Computerized Acuity Mapping of the Macula

In this technique, the patient fixates on a central cross and is presented with 101 letters flashed in succession to different locations within each macula. Letters not seen or incorrectly named are considered errors and their locations are designated with black dots with respect to fixation. Patients with vision better than 20/80 are candidates for this test. Patients with reduced ERG in the foveal cone may result in abnormal acuity mapping results.

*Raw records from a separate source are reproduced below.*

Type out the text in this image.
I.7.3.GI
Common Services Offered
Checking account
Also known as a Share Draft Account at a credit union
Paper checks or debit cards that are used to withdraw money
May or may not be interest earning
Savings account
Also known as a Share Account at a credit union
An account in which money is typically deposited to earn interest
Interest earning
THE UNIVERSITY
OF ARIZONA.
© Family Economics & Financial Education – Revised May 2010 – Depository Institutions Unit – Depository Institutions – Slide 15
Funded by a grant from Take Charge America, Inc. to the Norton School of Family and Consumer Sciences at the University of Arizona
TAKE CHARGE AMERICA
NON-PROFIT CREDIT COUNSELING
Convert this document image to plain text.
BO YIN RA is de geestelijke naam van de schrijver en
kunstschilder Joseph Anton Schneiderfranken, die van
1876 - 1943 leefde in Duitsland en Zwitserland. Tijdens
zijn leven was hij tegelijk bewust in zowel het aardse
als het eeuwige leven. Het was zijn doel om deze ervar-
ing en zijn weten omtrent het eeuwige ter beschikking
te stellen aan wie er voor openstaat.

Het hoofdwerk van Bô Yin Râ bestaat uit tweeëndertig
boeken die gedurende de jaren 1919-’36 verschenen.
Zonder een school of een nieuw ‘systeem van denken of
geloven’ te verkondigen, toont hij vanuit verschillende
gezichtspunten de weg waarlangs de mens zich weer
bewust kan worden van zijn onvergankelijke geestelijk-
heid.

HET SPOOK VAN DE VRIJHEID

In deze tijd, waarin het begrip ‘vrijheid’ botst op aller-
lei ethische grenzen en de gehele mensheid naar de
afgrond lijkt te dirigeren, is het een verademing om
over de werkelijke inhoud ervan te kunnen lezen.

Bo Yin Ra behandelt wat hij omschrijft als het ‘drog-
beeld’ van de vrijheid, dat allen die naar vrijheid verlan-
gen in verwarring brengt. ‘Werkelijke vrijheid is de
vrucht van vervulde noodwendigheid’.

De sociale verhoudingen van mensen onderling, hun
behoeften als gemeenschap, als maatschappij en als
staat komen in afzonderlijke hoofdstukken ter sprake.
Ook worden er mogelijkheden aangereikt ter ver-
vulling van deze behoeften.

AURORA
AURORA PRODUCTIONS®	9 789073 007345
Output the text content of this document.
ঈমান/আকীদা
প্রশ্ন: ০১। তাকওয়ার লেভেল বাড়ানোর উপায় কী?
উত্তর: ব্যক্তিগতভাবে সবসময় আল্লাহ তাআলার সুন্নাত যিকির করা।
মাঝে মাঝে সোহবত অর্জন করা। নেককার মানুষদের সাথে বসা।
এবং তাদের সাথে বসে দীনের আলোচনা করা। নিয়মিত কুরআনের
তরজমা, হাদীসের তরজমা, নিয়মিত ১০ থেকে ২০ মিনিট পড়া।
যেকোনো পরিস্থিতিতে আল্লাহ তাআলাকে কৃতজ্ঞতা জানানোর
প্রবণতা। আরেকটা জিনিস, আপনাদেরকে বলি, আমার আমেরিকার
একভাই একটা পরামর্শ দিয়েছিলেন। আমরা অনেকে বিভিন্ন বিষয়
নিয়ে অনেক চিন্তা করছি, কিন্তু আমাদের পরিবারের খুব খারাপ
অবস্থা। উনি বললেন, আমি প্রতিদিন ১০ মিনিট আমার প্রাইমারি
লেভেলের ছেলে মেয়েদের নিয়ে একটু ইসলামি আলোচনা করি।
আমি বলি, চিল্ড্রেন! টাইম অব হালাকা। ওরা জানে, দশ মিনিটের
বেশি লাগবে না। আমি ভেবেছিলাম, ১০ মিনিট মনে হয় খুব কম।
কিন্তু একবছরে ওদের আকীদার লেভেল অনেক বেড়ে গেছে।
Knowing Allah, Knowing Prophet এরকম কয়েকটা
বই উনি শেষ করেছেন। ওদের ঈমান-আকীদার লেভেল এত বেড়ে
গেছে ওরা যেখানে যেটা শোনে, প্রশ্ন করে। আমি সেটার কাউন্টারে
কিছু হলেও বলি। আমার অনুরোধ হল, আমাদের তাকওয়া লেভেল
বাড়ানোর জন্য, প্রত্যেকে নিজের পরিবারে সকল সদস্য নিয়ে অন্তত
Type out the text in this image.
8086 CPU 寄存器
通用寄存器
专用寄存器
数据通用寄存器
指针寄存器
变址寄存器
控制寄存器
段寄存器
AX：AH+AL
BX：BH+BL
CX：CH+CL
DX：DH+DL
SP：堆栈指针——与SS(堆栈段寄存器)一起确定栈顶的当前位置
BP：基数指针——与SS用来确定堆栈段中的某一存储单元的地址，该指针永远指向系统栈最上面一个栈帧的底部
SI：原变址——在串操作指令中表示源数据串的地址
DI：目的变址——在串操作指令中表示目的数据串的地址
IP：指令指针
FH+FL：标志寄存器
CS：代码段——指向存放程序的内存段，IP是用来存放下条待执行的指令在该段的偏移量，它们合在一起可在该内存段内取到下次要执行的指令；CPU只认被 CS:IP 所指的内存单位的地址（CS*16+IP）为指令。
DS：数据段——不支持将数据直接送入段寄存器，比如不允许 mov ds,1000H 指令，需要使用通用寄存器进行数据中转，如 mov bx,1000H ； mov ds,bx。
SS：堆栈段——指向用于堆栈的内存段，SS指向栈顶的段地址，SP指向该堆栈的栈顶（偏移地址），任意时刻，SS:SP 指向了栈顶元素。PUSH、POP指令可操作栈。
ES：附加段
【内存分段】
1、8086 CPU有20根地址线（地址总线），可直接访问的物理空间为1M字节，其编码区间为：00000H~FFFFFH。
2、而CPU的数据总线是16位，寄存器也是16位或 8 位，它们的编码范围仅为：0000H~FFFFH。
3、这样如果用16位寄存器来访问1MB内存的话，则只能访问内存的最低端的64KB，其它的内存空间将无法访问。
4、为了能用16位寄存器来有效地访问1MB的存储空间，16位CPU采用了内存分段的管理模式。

Spectral Domain Optical Coherence Tomography

Pasadhika and Fishman evaluated the peripapillary retinal nerve fiber layer (RNFL) thickness and macular inner and outer retinal thickness using spectral domain optical coherence tomography (SD-OCT) in patients with long-term exposure to hydroxychloroquine or chloroquine. They concluded that OCT is useful for the detection of peripapillary RNFL thinning in clinically evident retinopathy. [20]

Selective photoreceptor loss and macular thinning are strong indicators of toxicity and can be detected in the absence of clinically apparent fundus changes. Non-Asian eyes show localized thinning of photoreceptors in the parafoveal region, while Asian eyes show thinning near the arcades and therefore need wider-angle scans.

SD-OCT may be less sensitive than mfERG but is definitive when the characteristic regional thinning pattern is detected. [5] Uncertain results can be retested using the same or different objective tests for confirmation. 


Histologic Findings

Animal studies have shown that the first morphologic changes become visible within 1 week after initiation of chloroquine treatment and involve ganglion cells manifesting membranous cytoplasmic bodies. Other neural cells of the retina show these changes later. Changes after up to 5 months of therapy were reversible.

Prolonged therapy resulted in progressive degeneration of the ganglion cells, photoreceptor cell bodies and nuclei, and outer segment involvement. The most severe changes tended to be perifoveal, with relative foveal sparing. Abnormalities of the pigment epithelium and choroid were seen after degeneration of the ganglion cells and photoreceptors. These changes were observed before abnormalities in the fundus or on ERG were detectable.

Pathologic studies of patients with chloroquine retinopathy are few and limited to cases with advanced retinopathy. However, consistent findings in literature include degeneration of the outer retina, particularly the photoreceptors and the outer nuclear layer, with relative sparing of the photoreceptors in the fovea. Pathologic changes in the ganglion cells are common, and pigment migration into the retina is also seen. Sclerosis of the retinal arterioles is variable.